HTC has jumped ahead of Nokia in total value on the share market amid a Japanese post-disaster financial push.The Taiwanese HTC Corporation rode the wave of Taiwan’s overnight stock rise, with Taiwanese stocks rising 1.69 percent to reach a two-month closing high.
The smartphone maker saw a share rise of 5.26 percent, moving the total market cap of the company to US$33.8 billion, ahead of Nokia’s US$32.84 billion.
The sudden value burst is believed to part of Japan’s efforts to pull its economy out of the post-disaster slump.
“Japan will be pumping lots of money into its financial system, which would lure foreign investors back to emerging markets such as South Korea and Taiwan,” said Robert Hsieh, an assistant vice president at Shin Kong Financial’s fund arm.
HTC began as a manufacturer for other large phone companies who rebadged the phones under their own brands, but the company moved to marketing its own brand in the last few years. Since then it has experienced high levels of growth in a relatively short span.

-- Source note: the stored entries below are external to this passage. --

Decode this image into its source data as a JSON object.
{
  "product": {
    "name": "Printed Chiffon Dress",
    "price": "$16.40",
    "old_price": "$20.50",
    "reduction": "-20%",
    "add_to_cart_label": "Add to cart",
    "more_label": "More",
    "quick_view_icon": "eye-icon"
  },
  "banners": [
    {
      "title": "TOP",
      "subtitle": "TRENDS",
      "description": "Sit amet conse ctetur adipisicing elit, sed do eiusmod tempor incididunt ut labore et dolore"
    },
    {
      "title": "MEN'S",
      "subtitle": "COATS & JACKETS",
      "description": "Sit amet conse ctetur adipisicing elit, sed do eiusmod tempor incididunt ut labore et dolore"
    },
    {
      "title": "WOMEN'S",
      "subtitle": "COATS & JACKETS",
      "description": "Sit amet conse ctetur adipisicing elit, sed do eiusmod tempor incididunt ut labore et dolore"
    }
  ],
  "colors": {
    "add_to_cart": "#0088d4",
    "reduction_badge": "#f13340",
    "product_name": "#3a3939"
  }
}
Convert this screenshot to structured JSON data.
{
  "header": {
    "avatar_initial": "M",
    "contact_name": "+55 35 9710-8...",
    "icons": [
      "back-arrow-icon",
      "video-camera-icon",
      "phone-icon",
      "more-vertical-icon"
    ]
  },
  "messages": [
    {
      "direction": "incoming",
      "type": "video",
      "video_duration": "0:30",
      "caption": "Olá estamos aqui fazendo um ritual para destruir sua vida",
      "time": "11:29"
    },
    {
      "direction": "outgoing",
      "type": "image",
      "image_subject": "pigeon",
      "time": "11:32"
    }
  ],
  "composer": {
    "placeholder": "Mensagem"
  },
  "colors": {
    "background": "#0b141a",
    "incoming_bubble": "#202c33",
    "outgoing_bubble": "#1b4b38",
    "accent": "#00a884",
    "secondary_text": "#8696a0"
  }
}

Nokia has been losing market share to companies that have driven their phones on the popularity of Android and Apple’s iOS products, with the Symbian OS used on Nokia phones losing popularity.
Swedish bank Swedbank has lowered its recommendation for shares in Nokia this week in the wake of the Japanese crisis and Nokia’s negotiations with Microsoft on a software deal.
“We fear disappointing market share development and the crisis in Japan will lead a new set of estimate downgrades,” said analyst from Swedbank, Jari Honko.